While any Bible student can loosely define “grace,” faith is a little harder. At the most basic, faith is believing. Yet, even the demons believe and they shudder (James 2:19). So, faith must be something more. But, if we’re not careful we can easily describe the essence of faith such that it sounds like we’re doing something, somehow contributing to our salvation. Faith then becomes a human work that Paul so carefully excluded from salvation (Eph 2:8).

As the Bible is careful to describe faith so as to not encroach about God’s unmerited favor, so too must we proceed with caution. We Christians need to understand faith in its proper context, avoiding the dual dangers of elevating faith to a sacramental work or denigrating it to the level of simple knowledge. Thus, the Reformers and the successors were right to pronounce boldly the doctrine of salvation by faith alone in light of God’s grace alone.

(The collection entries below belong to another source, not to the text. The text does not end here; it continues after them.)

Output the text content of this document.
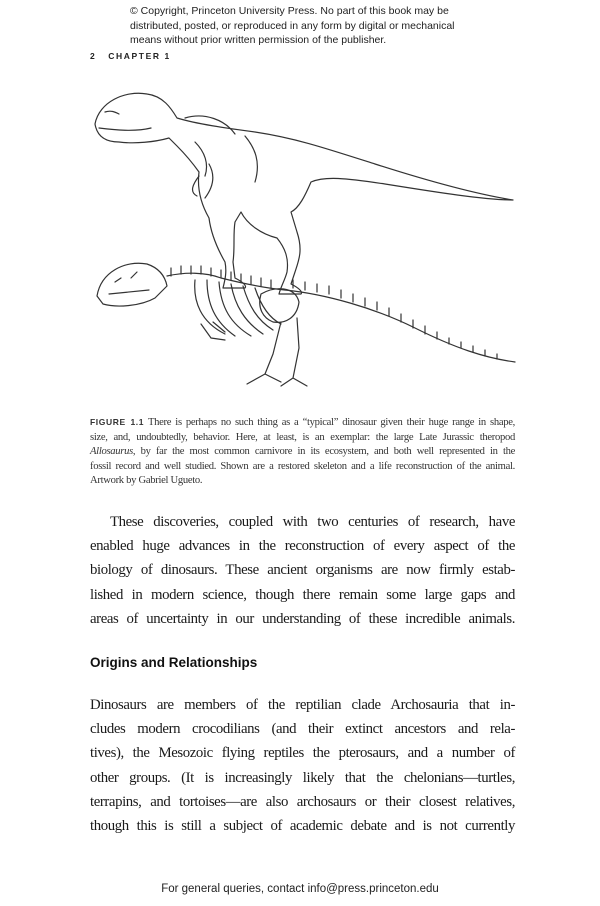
© Copyright, Princeton University Press. No part of this book may be distributed, posted, or reproduced in any form by digital or mechanical means without prior written permission of the publisher.
2 CHAPTER 1
FIGURE 1.1 There is perhaps no such thing as a “typical” dinosaur given their huge range in shape,
size, and, undoubtedly, behavior. Here, at least, is an exemplar: the large Late Jurassic theropod
Allosaurus, by far the most common carnivore in its ecosystem, and both well represented in the
fossil record and well studied. Shown are a restored skeleton and a life reconstruction of the animal.
Artwork by Gabriel Ugueto.
These discoveries, coupled with two centuries of research, have
enabled huge advances in the reconstruction of every aspect of the
biology of dinosaurs. These ancient organisms are now firmly estab-
lished in modern science, though there remain some large gaps and
areas of uncertainty in our understanding of these incredible animals.
Origins and Relationships
Dinosaurs are members of the reptilian clade Archosauria that in-
cludes modern crocodilians (and their extinct ancestors and rela-
tives), the Mesozoic flying reptiles the pterosaurs, and a number of
other groups. (It is increasingly likely that the chelonians—turtles,
terrapins, and tortoises—are also archosaurs or their closest relatives,
though this is still a subject of academic debate and is not currently
For general queries, contact info@press.princeton.edu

So what is saving faith? Saving faith is not, as the theologians label it in Latin, notitia. Faith is more than knowing the facts of the Gospel. Likewise faith is more than assensus, the acknowledgment of the facts of the Gospel as being true. Saving faith is fiducia, a trusting in and leaning upon Christ and his works for one’s salvation. More than that, faith is a uniting with Christ, throwing your hat into the ring, so to speak, with Christ and so identifying with him that your entire being is bound up with him. If he lives, you live. If he dies, you die. In true saving faith you are either completely sold out or you are a sell out.

What about works? Do our efforts contribute to our salvation? The Bible is quite clear that they do not. The works of man lead to man’s pride. God owes us something rather than God gave us something. Thus, as the Luther and others pointed out, the sacramental system of Roman Catholicism, the semi-Pelagianism of Aquinas, or the full-blown Pelagianism of another generation cannot be true. Our works are as filthy rags, Isaiah said, when compared to the perfect holiness of God and his demand for holiness. Works before faith are useless in terms of procuring or producing salvation.

When we have faith, when we place our entire hope in Christ, and not ourselves, God imputes Christ’s righteousness to our account. We are declared not guilty, justified. Our sin debt has been erased, paid in full by Christ on the cross. Without faith salvation is impossible, not because our faith adds anything to the work of Christ but because God has determined that by faith Christ’s righteousness will become our own. Thus Luther could rightly argue that the doctrine of justification by faith alone is the lynchpin of the entire Christian doctrine of salvation. Get this one wrong and we have no hope. Get this one right and Christ is our hope.

On the other hand, we would do well not to err as some did and do by suggesting that works play no role in faith. Faith precedes works in the salvific process, but faith always produces works. As Paul says in Ephesians, just after his statement regarding the futility of pre-salvation works, we were created for good works (Eph 2:10). That is, we have been saved by God’s grace that we might do those things that bring God the glory He is due.

The doctrine of justification by faith alone stood as the crux of the Protestant Reformation. Without it, would-be believers struggle to save themselves by their own effort. With it, blessed hope is secure in the Person and work of Jesus Christ. Therefore, we must cling to this wondrous doctrine. We must reject the works-based righteousness professed by other religions. We must keep the Reformation alive. If we don’t, our hope is dead.